Release notes

1.0.0 (2017-8-31)

This release provides improvements, bug fixes and new features:

  • IAM now supports hierarchical groups. The SCIM group management API has been

    extended to support nested group creation and listing, and the IAM dashboard

    can now leverage these new API functions (#88)

  • IAM now supports native X.509 authentication (#119) and the ability to

    link/unlink X.509 certificates to a user membership (#120)

  • IAM now supports configurable on-demand account provisioning for trusted SAML

    IDPs; this means that the IAM can be configured to automatically on-board

    users from a trusted IdP/federation after a succesfull external

    authentication (i.e. no former registration or administration approval is

    required to on-board users) (#130)

  • IAM now provides an enhanced token management and revocation API that can be

    used by IAM administrators to see and revoke active tokens in the system (#121)

  • Account linking can be now be disabled via a configuration option (#142)

  • IAM dashboard now correctly displays valid active access tokens for a user


  • A problem that caused IAM registration access tokens to expire after the

    first use has been fixed (#134)

  • IAM now provides an endpoint than can be used to monitor the service

    connectivity to external service (ie. Google) (#150)

  • Improved SAML metadata handling (#146) and reloading (#115)

  • Account linking can now be disabled via a configuration option (#142)

  • The IAM audit log now provides fine-grained information for many events


  • The IAM token introspection endpoint now correctly supports HTTP form

    authentication (#149)

  • Notes in registration requests are now required (#114) to make life easier

    for VO administrators that wants to understand the reason for a registration


  • Password reset emails now contain the username of the user that has requested

    the password reset (#108)

  • A stronger SAML account linking logic is now in place (#116)
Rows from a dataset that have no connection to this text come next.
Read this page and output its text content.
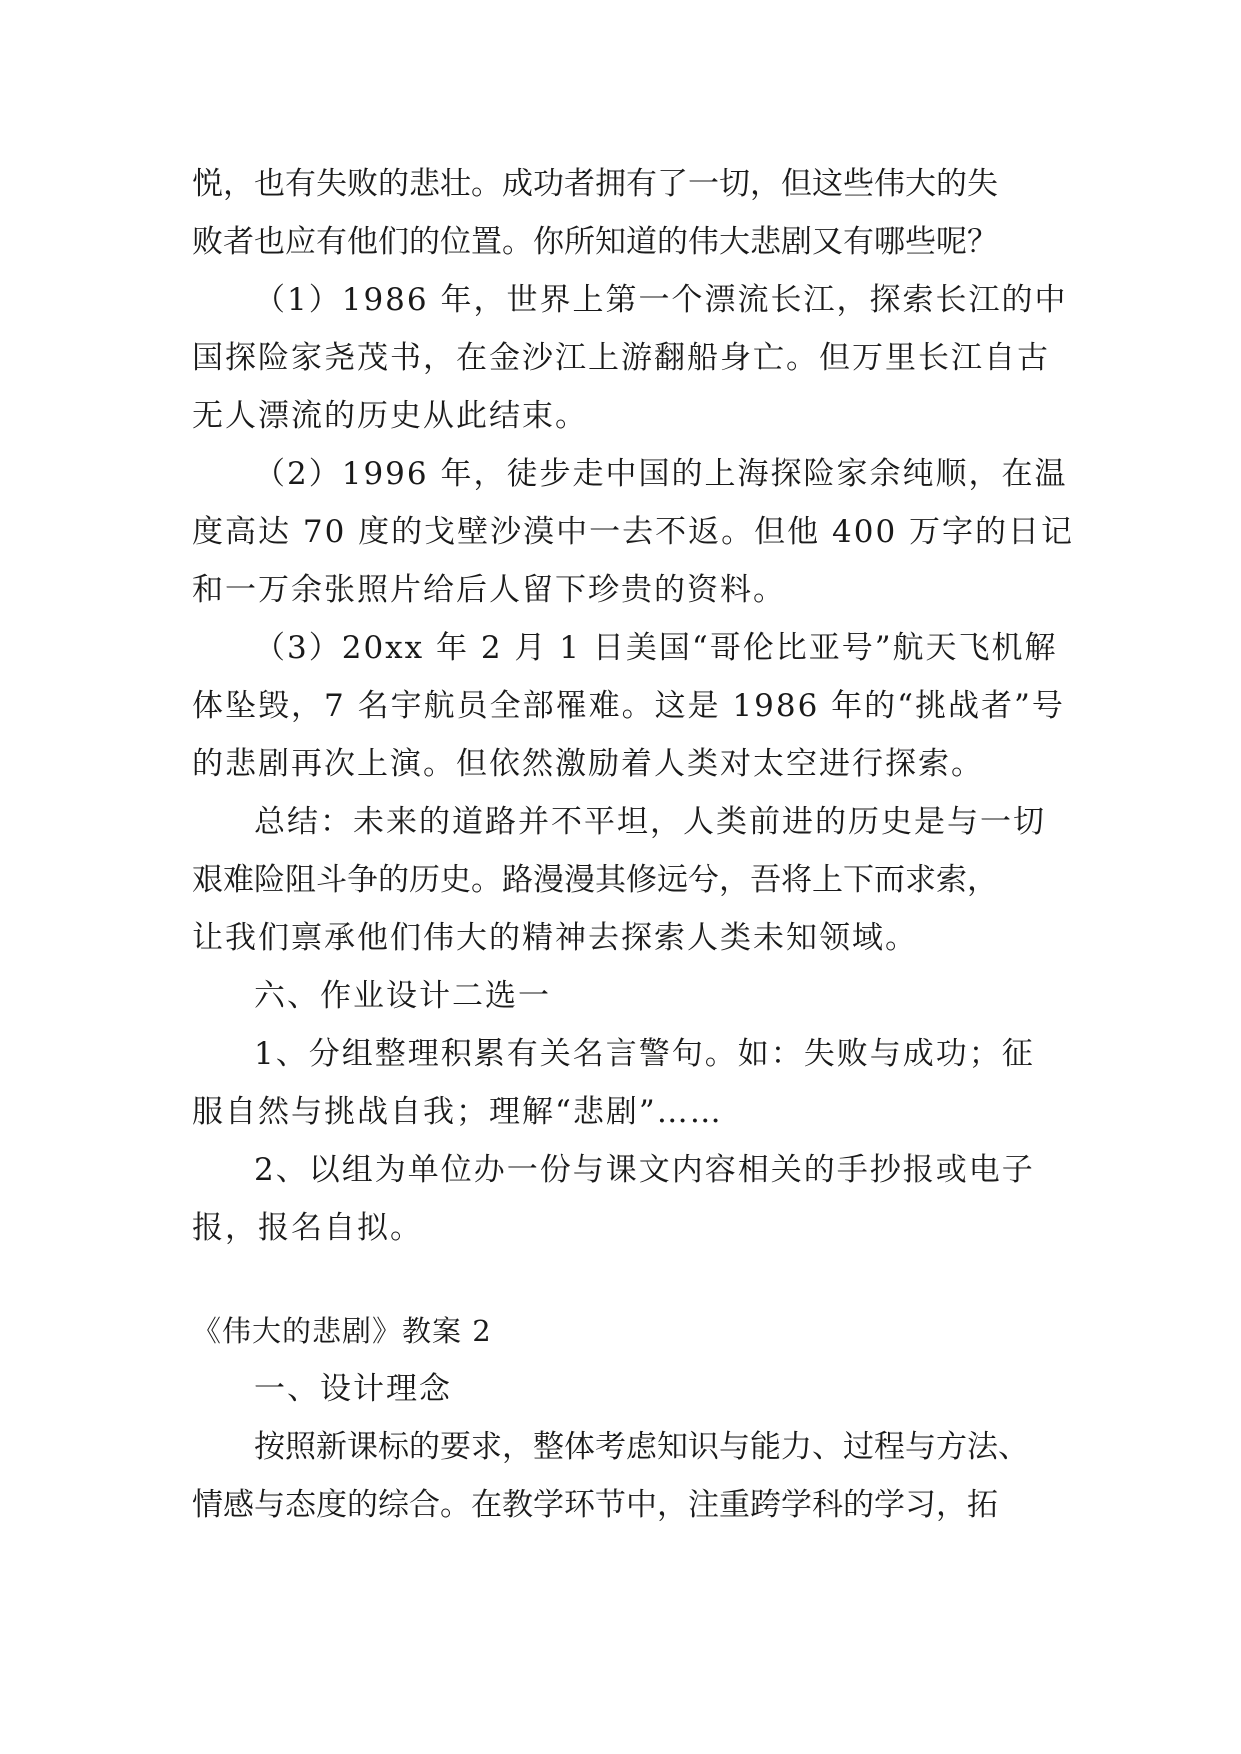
悦，也有失败的悲壮。成功者拥有了一切，但这些伟大的失
败者也应有他们的位置。你所知道的伟大悲剧又有哪些呢？
（1）1986 年，世界上第一个漂流长江，探索长江的中
国探险家尧茂书，在金沙江上游翻船身亡。但万里长江自古
无人漂流的历史从此结束。
（2）1996 年，徒步走中国的上海探险家余纯顺，在温
度高达 70 度的戈壁沙漠中一去不返。但他 400 万字的日记
和一万余张照片给后人留下珍贵的资料。
（3）20xx 年 2 月 1 日美国“哥伦比亚号”航天飞机解
体坠毁，7 名宇航员全部罹难。这是 1986 年的“挑战者”号
的悲剧再次上演。但依然激励着人类对太空进行探索。
总结：未来的道路并不平坦，人类前进的历史是与一切
艰难险阻斗争的历史。路漫漫其修远兮，吾将上下而求索，
让我们禀承他们伟大的精神去探索人类未知领域。
六、作业设计二选一
1、分组整理积累有关名言警句。如：失败与成功；征
服自然与挑战自我；理解“悲剧”……
2、以组为单位办一份与课文内容相关的手抄报或电子
报，报名自拟。
《伟大的悲剧》教案 2
一、设计理念
按照新课标的要求，整体考虑知识与能力、过程与方法、
情感与态度的综合。在教学环节中，注重跨学科的学习，拓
  • Starting from this release, we provide RPM and Deb packages (#110) and a

    puppet module to configure the IAM service (#109)

  • The spring-boot dependency has been updated to version 1.3.8.RELEASE (#144)
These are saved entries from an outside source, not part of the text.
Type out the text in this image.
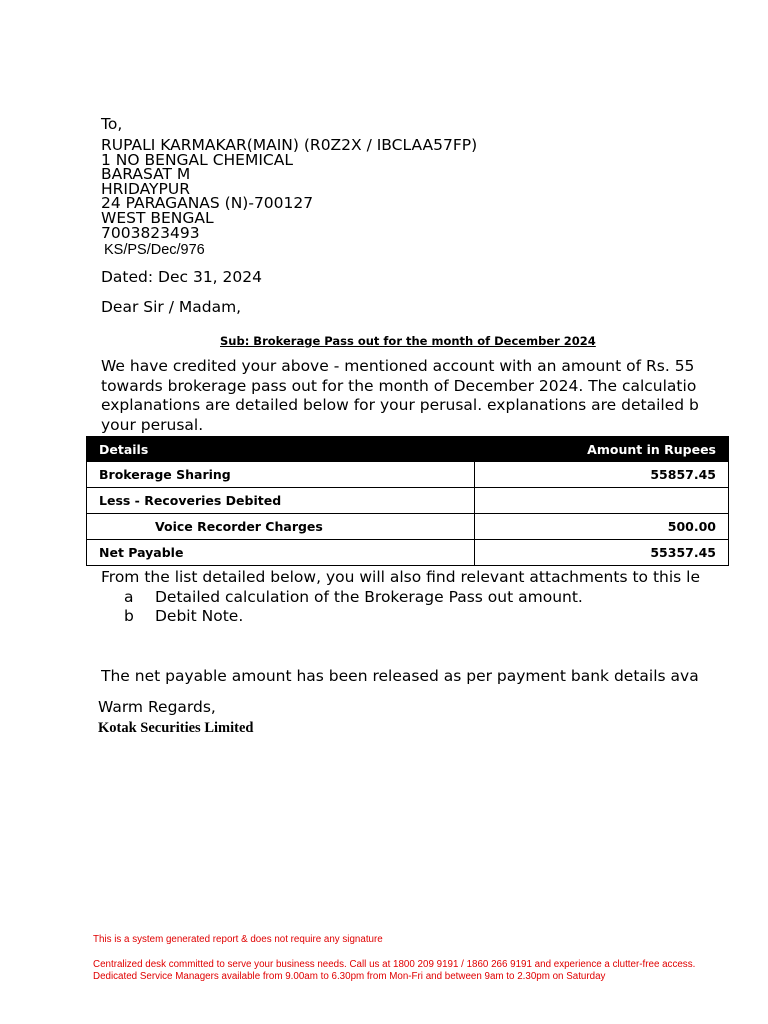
To,
RUPALI KARMAKAR(MAIN) (R0Z2X / IBCLAA57FP)
1 NO BENGAL CHEMICAL
BARASAT M
HRIDAYPUR
24 PARAGANAS (N)-700127
WEST BENGAL
7003823493
KS/PS/Dec/976
Dated: Dec 31, 2024
Dear Sir / Madam,
Sub: Brokerage Pass out for the month of December 2024
We have credited your above - mentioned account with an amount of Rs. 55
towards brokerage pass out for the month of December 2024. The calculatio
explanations are detailed below for your perusal. explanations are detailed b
your perusal.
Details	Amount in Rupees
Brokerage Sharing	55857.45
Less - Recoveries Debited	
Voice Recorder Charges	500.00
Net Payable	55357.45
From the list detailed below, you will also find relevant attachments to this le
a Detailed calculation of the Brokerage Pass out amount.
b Debit Note.
The net payable amount has been released as per payment bank details ava
Warm Regards,
Kotak Securities Limited
This is a system generated report & does not require any signature
Centralized desk committed to serve your business needs. Call us at 1800 209 9191 / 1860 266 9191 and experience a clutter-free access.
Dedicated Service Managers available from 9.00am to 6.30pm from Mon-Fri and between 9am to 2.30pm on Saturday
  • An issue that prevented access to the token revocation endpoint has been

    fixed (#159)

0.6.0 (2017-3-31)

This release provides improvements and bug fixes:

  • IAM now implements an audit log that keeps track of all interesting security

    events (#79)

  • Password grant logins are now correctly logged (#98)

  • The MitreID logic for resolving user access and refresh token has been

    replaced with a more efficient implementation (#94)
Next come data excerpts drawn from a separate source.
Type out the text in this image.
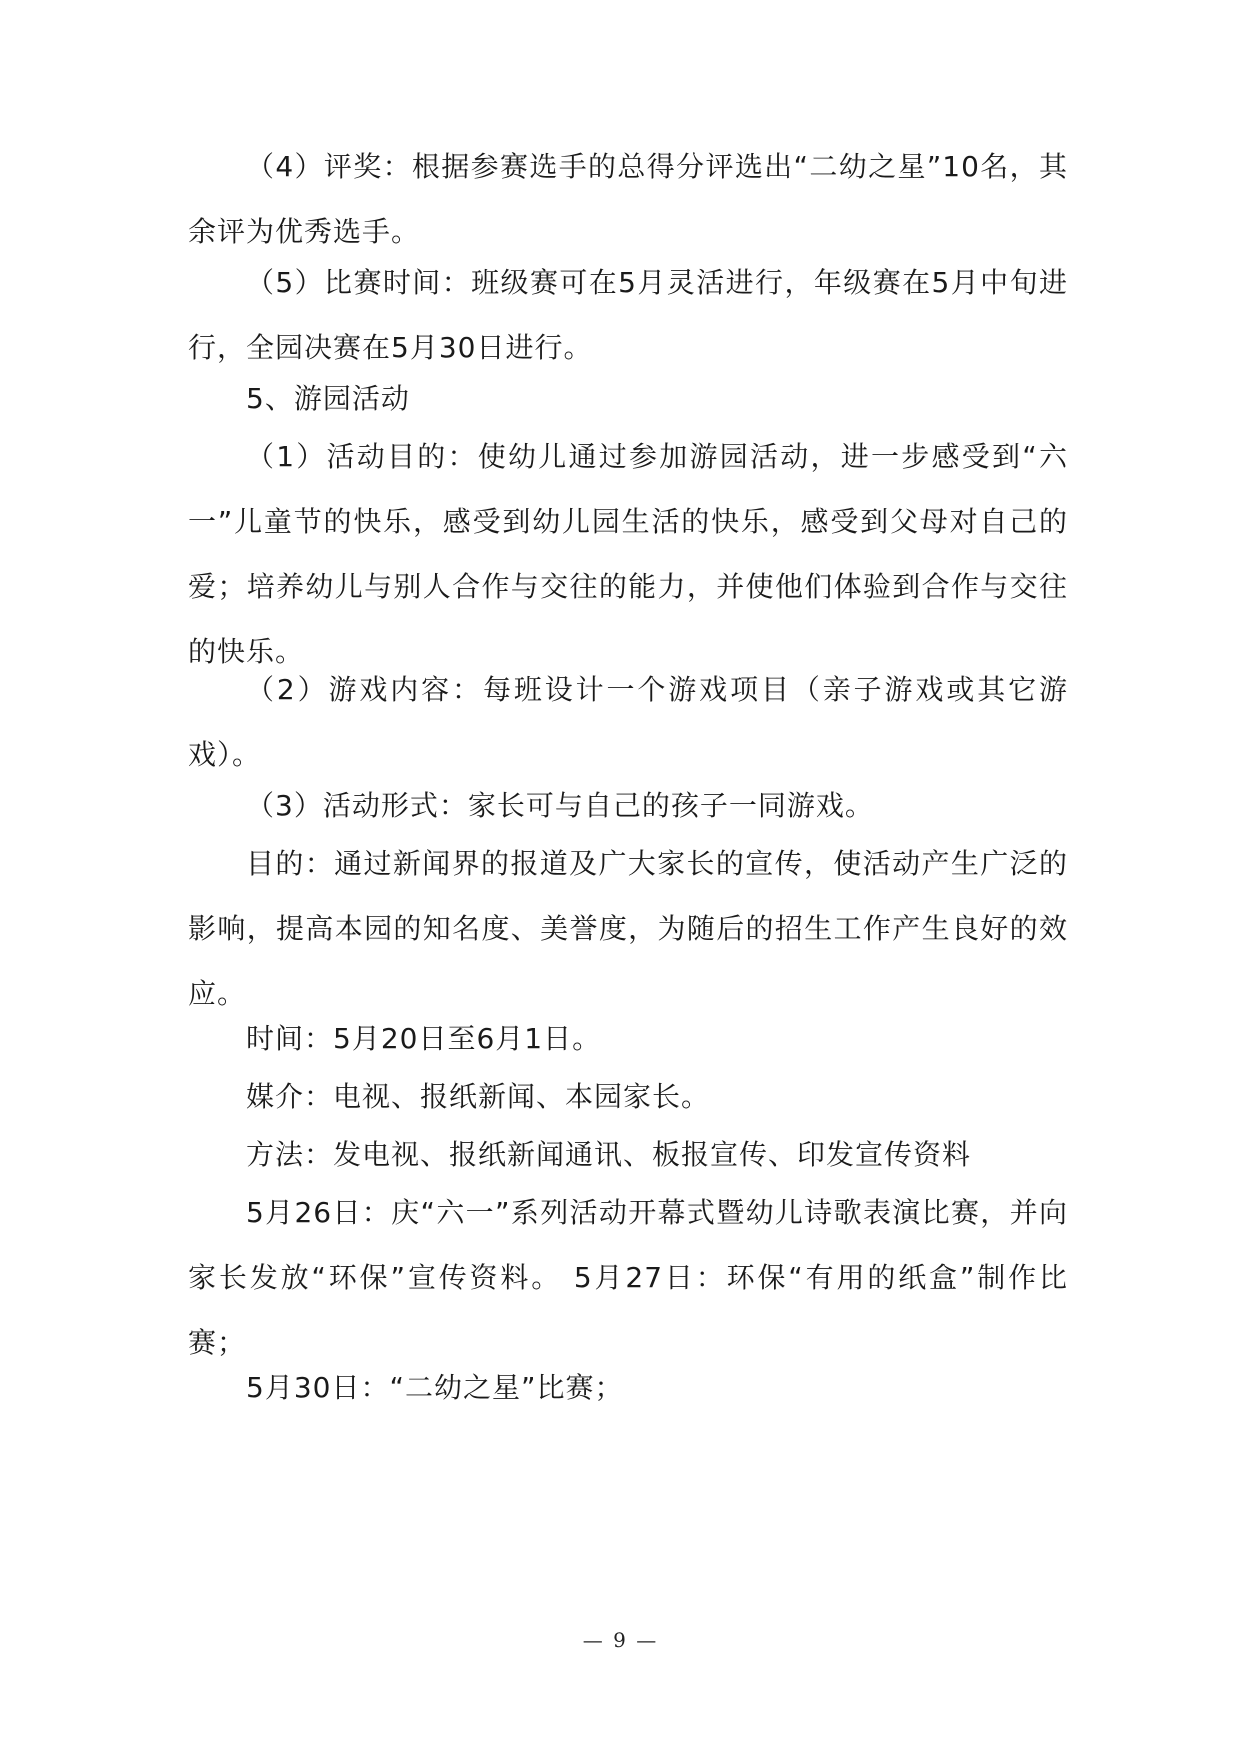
（4）评奖：根据参赛选手的总得分评选出“二幼之星”10名，其余评为优秀选手。

（5）比赛时间：班级赛可在5月灵活进行，年级赛在5月中旬进行，全园决赛在5月30日进行。

5、游园活动

（1）活动目的：使幼儿通过参加游园活动，进一步感受到“六一”儿童节的快乐，感受到幼儿园生活的快乐，感受到父母对自己的爱；培养幼儿与别人合作与交往的能力，并使他们体验到合作与交往的快乐。

（2）游戏内容：每班设计一个游戏项目（亲子游戏或其它游戏）。

（3）活动形式：家长可与自己的孩子一同游戏。

目的：通过新闻界的报道及广大家长的宣传，使活动产生广泛的影响，提高本园的知名度、美誉度，为随后的招生工作产生良好的效应。

时间：5月20日至6月1日。

媒介：电视、报纸新闻、本园家长。

方法：发电视、报纸新闻通讯、板报宣传、印发宣传资料

5月26日：庆“六一”系列活动开幕式暨幼儿诗歌表演比赛，并向家长发放“环保”宣传资料。 5月27日：环保“有用的纸盒”制作比赛；

5月30日：“二幼之星”比赛；

— 9 —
  • Audience restrictions can be enforced on tokens obtained through all

    supported OAuth/OIDC flows (#92)

  • The tokens and site approval cleanup periods are now configurable (#96)

0.5.0 (2016-12-6)

This release provides new functionality and bug fixes:

  • It is now possible for users to link external authentication accounts

    (Google, SAML) to the user IAM account (#39)

  • It is now possible to register at the IAM starting from an external

    authentication (#44)

  • The IAM now exposes an authority management endpoint (integrated in the

    dashboard) that allows to assign/remove administrative rights to/from users


  • The token exchange granter now enforces audience restrictions correctly (#32)

  • It is now possible to set custom SAML maxAssertionTime and

    maxAuthenticationAge to customize how the SAML filter should check incoming

    SAML responses and assertions (#65)

  • Improved token exchange documentation (#51,#52)

  • The IAM now includes spring boot actuator endpoints that allow fine-grained

    monitoring of the status of the service (#62)

  • Group creation in the dashboard now behaves as expected (#34)

  • Editing first name and other information from the dashboard now behaves as

    expected (#57)

  • The IAM now provides a refactored SAML WAYF service that remembers the identity

    provider chosen by the user (#59)

  • The overall test coverage has been improved

0.4.0 (2016-09-30)

This release provides new functionality and some fixes:

  • Groups are now encoded in the JSON returned by the IAM /userinfo

    endpoint as an array of group names.

  • Group information is also exposed by the token introspection endpoint

  • External authentication information (i.e. when a user authenticates with

    Google or SAML instead of username/password) is now provided in the JSON

    returned by the /userinfo endpoint

  • The first incarnation of the administrative dashboard is now included in the


  • The first incarnation of the registration service is now included. The

    registration service implements a "self-register with admin approval"

    registration flow

  • User passwords are now encoded in the database using the Bcrypt encoder

  • A password forgotten service is now provided

More information about bug fixes and other developments can be found on our JIRA release board

0.3.0 (2016-07-12)

This is the first public release of the INDIGO Identity and Access Management Service.

The IAM is an OpenID-connect identity provider which provides:

  • OpenID-connect and OAuth client registration and management (leveraging and

    extending the MitreID connect server functionality

  • SCIM user and group provisioning and management

  • A partial implementation of the [OAuth Token Exchange draft

    standard]token-exchange for OAuth token delegation and impersonation

The IAM is currently released as a Docker image hosted on Dockerhub.

Documentation on how to build and run the service can be found in the IAM GitBook manual or on Github.